This week’s Sentiment Survey special question asked AAII members what factors are most influencing their six-month outlook for stocks now that the elections are over. Not surprisingly, many said president-elect Donald Trump. Slightly more than one out of every four respondents described themselves as being uncertain about the impact his presidency will have or did not specifically state a positive or negative bias. Many of the respondents are awaiting to see what policies he puts into action and the impact of those policies. Approximately 22% are pleased with the election with Trump, particularly the prospects of tax cuts, deregulation and/or the repeal of the Affordable Care Act. About 5% have a negative view, with some fretting about the impact Trump will have on the economy and trade.
Beyond Trump, 18% of respondents are focused on the Federal Reserve and the possibility of higher interest rates. Corporate earnings were cited by 9% of respondents, the economy by 8%, and 3% are focused on valuations.
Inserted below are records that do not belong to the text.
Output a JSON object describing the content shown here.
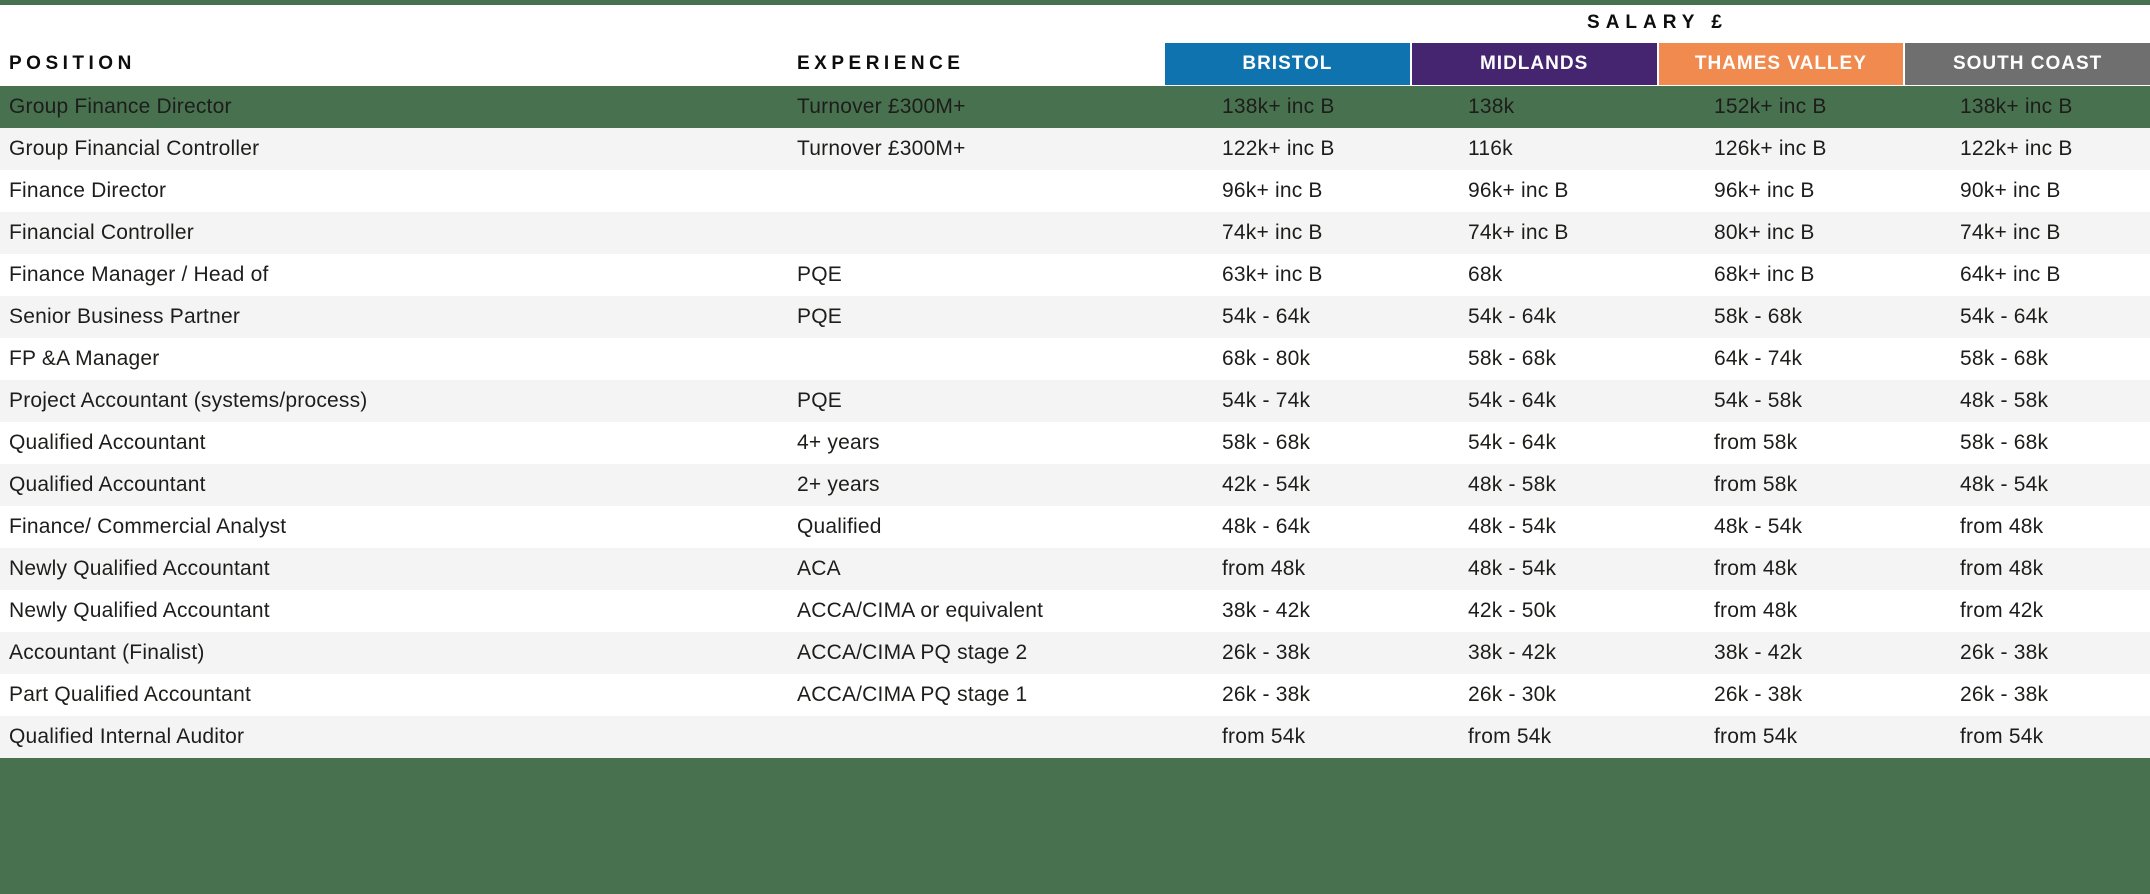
{
  "brand": {
    "green": "#48714f",
    "row_alt_gray": "#f4f4f4",
    "text": "#1d1d1b"
  },
  "table": {
    "salary_group_header": "SALARY £",
    "position_header": "POSITION",
    "experience_header": "EXPERIENCE",
    "region_columns": [
      {
        "label": "BRISTOL",
        "color": "#0f73af"
      },
      {
        "label": "MIDLANDS",
        "color": "#462570"
      },
      {
        "label": "THAMES VALLEY",
        "color": "#f08a4f"
      },
      {
        "label": "SOUTH COAST",
        "color": "#706f6f"
      }
    ],
    "rows": [
      {
        "position": "Group Finance Director",
        "experience": "Turnover £300M+",
        "bristol": "138k+ inc B",
        "midlands": "138k",
        "thames_valley": "152k+ inc B",
        "south_coast": "138k+ inc B",
        "highlight": true
      },
      {
        "position": "Group Financial Controller",
        "experience": "Turnover £300M+",
        "bristol": "122k+ inc B",
        "midlands": "116k",
        "thames_valley": "126k+ inc B",
        "south_coast": "122k+ inc B",
        "highlight": false
      },
      {
        "position": "Finance Director",
        "experience": "",
        "bristol": "96k+ inc B",
        "midlands": "96k+ inc B",
        "thames_valley": "96k+ inc B",
        "south_coast": "90k+ inc B",
        "highlight": false
      },
      {
        "position": "Financial Controller",
        "experience": "",
        "bristol": "74k+ inc B",
        "midlands": "74k+ inc B",
        "thames_valley": "80k+ inc B",
        "south_coast": "74k+ inc B",
        "highlight": false
      },
      {
        "position": "Finance Manager / Head of",
        "experience": "PQE",
        "bristol": "63k+ inc B",
        "midlands": "68k",
        "thames_valley": "68k+ inc B",
        "south_coast": "64k+ inc B",
        "highlight": false
      },
      {
        "position": "Senior Business Partner",
        "experience": "PQE",
        "bristol": "54k - 64k",
        "midlands": "54k - 64k",
        "thames_valley": "58k - 68k",
        "south_coast": "54k - 64k",
        "highlight": false
      },
      {
        "position": "FP &A Manager",
        "experience": "",
        "bristol": "68k - 80k",
        "midlands": "58k - 68k",
        "thames_valley": "64k - 74k",
        "south_coast": "58k - 68k",
        "highlight": false
      },
      {
        "position": "Project Accountant (systems/process)",
        "experience": "PQE",
        "bristol": "54k - 74k",
        "midlands": "54k - 64k",
        "thames_valley": "54k - 58k",
        "south_coast": "48k - 58k",
        "highlight": false
      },
      {
        "position": "Qualified Accountant",
        "experience": "4+ years",
        "bristol": "58k - 68k",
        "midlands": "54k - 64k",
        "thames_valley": "from 58k",
        "south_coast": "58k - 68k",
        "highlight": false
      },
      {
        "position": "Qualified Accountant",
        "experience": "2+ years",
        "bristol": "42k - 54k",
        "midlands": "48k - 58k",
        "thames_valley": "from 58k",
        "south_coast": "48k - 54k",
        "highlight": false
      },
      {
        "position": "Finance/ Commercial Analyst",
        "experience": "Qualified",
        "bristol": "48k - 64k",
        "midlands": "48k - 54k",
        "thames_valley": "48k - 54k",
        "south_coast": "from 48k",
        "highlight": false
      },
      {
        "position": "Newly Qualified Accountant",
        "experience": "ACA",
        "bristol": "from 48k",
        "midlands": "48k - 54k",
        "thames_valley": "from 48k",
        "south_coast": "from 48k",
        "highlight": false
      },
      {
        "position": "Newly Qualified Accountant",
        "experience": "ACCA/CIMA or equivalent",
        "bristol": "38k - 42k",
        "midlands": "42k - 50k",
        "thames_valley": "from 48k",
        "south_coast": "from 42k",
        "highlight": false
      },
      {
        "position": "Accountant (Finalist)",
        "experience": "ACCA/CIMA PQ stage 2",
        "bristol": "26k - 38k",
        "midlands": "38k - 42k",
        "thames_valley": "38k - 42k",
        "south_coast": "26k - 38k",
        "highlight": false
      },
      {
        "position": "Part Qualified Accountant",
        "experience": "ACCA/CIMA PQ stage 1",
        "bristol": "26k - 38k",
        "midlands": "26k - 30k",
        "thames_valley": "26k - 38k",
        "south_coast": "26k - 38k",
        "highlight": false
      },
      {
        "position": "Qualified Internal Auditor",
        "experience": "",
        "bristol": "from 54k",
        "midlands": "from 54k",
        "thames_valley": "from 54k",
        "south_coast": "from 54k",
        "highlight": false
      }
    ]
  }
}
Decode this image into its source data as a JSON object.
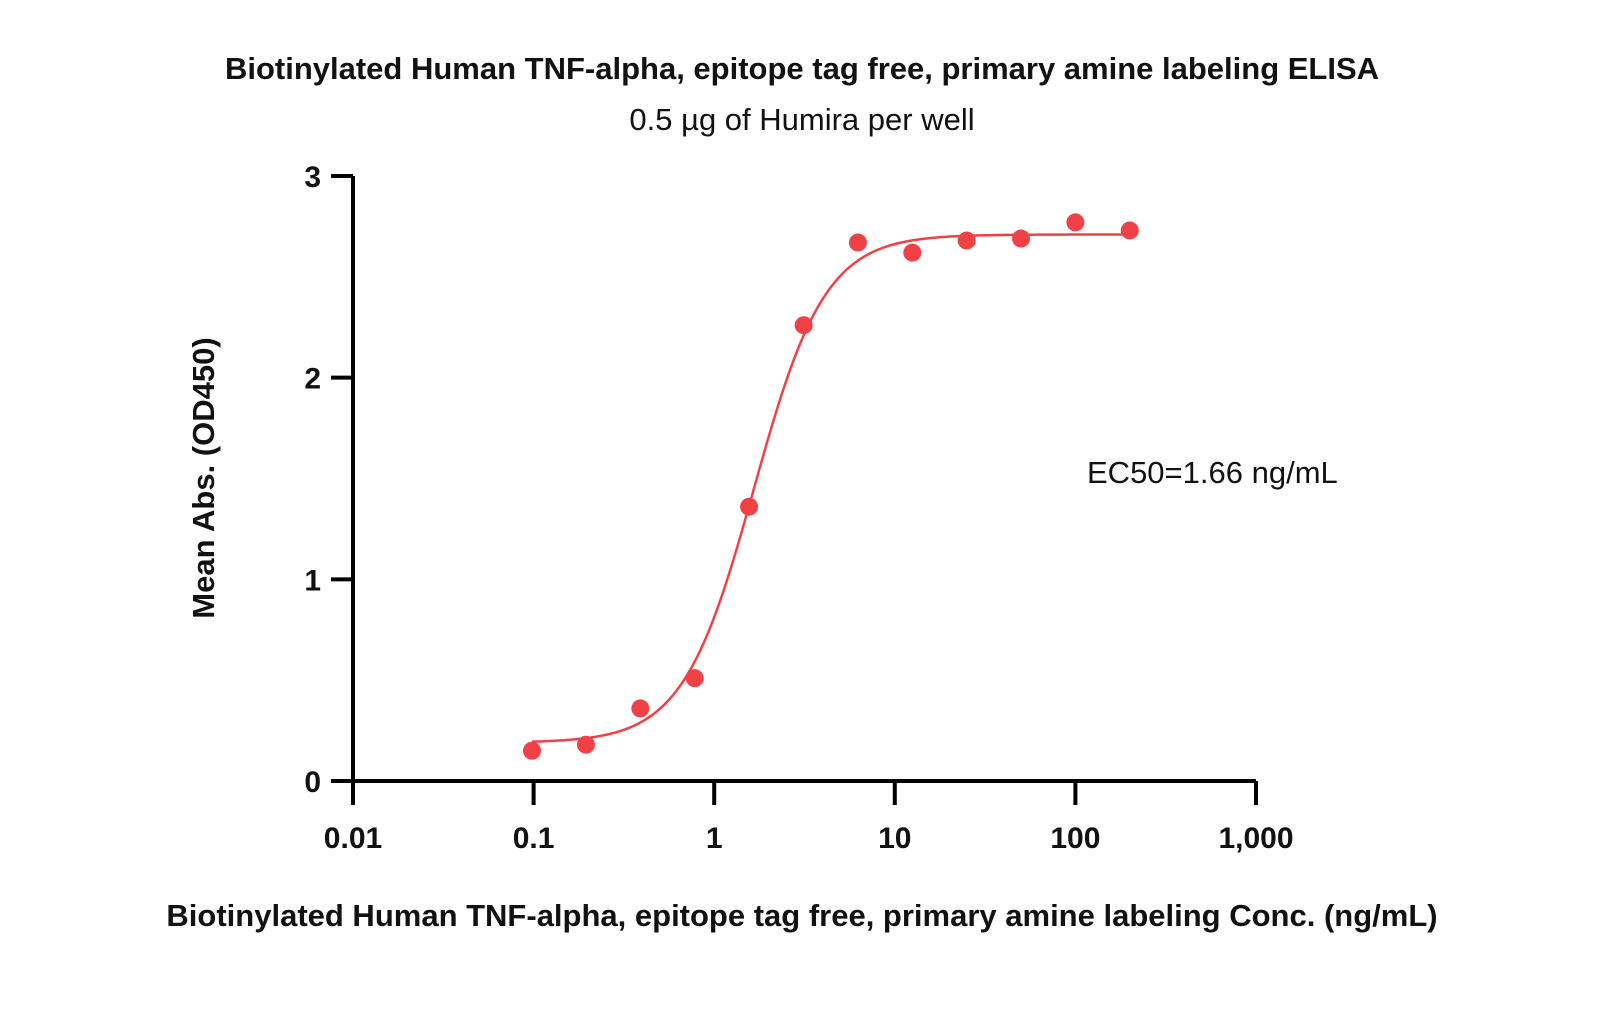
{
  "chart_data": {
    "type": "scatter",
    "title": "Biotinylated Human TNF-alpha, epitope tag free, primary amine labeling ELISA",
    "subtitle": "0.5 µg of Humira per well",
    "xlabel": "Biotinylated Human TNF-alpha, epitope tag free, primary amine labeling Conc. (ng/mL)",
    "ylabel": "Mean Abs. (OD450)",
    "xscale": "log",
    "xlim": [
      0.01,
      1000
    ],
    "ylim": [
      0,
      3
    ],
    "x_ticks": [
      {
        "value": 0.01,
        "label": "0.01"
      },
      {
        "value": 0.1,
        "label": "0.1"
      },
      {
        "value": 1,
        "label": "1"
      },
      {
        "value": 10,
        "label": "10"
      },
      {
        "value": 100,
        "label": "100"
      },
      {
        "value": 1000,
        "label": "1,000"
      }
    ],
    "y_ticks": [
      {
        "value": 0,
        "label": "0"
      },
      {
        "value": 1,
        "label": "1"
      },
      {
        "value": 2,
        "label": "2"
      },
      {
        "value": 3,
        "label": "3"
      }
    ],
    "grid": false,
    "series": [
      {
        "color": "#ef4146",
        "points": [
          {
            "x": 0.098,
            "y": 0.15
          },
          {
            "x": 0.195,
            "y": 0.18
          },
          {
            "x": 0.39,
            "y": 0.36
          },
          {
            "x": 0.78,
            "y": 0.51
          },
          {
            "x": 1.56,
            "y": 1.36
          },
          {
            "x": 3.13,
            "y": 2.26
          },
          {
            "x": 6.25,
            "y": 2.67
          },
          {
            "x": 12.5,
            "y": 2.62
          },
          {
            "x": 25,
            "y": 2.68
          },
          {
            "x": 50,
            "y": 2.69
          },
          {
            "x": 100,
            "y": 2.77
          },
          {
            "x": 200,
            "y": 2.73
          }
        ],
        "fit": {
          "model": "4PL",
          "bottom": 0.19,
          "top": 2.71,
          "ec50": 1.66,
          "hill": 2.2,
          "x_range": [
            0.098,
            200
          ]
        }
      }
    ],
    "annotations": [
      {
        "text": "EC50=1.66 ng/mL"
      }
    ]
  }
}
Some respondents listed more than one factor.
Here’s a sampling of the responses:
- “How much Trump tries to interfere with global trade agreements.”
- “Trump will be great for business by lowering taxes and reducing government involvement in business.”
- “I will be holding my breath to see what new policies are implemented by Donald Trump.”
- “The actions of the Federal Reserve.”
- “Can the economy grow fast enough to justify the increase in stock prices?”
- “The current valuation of stocks is quite high.”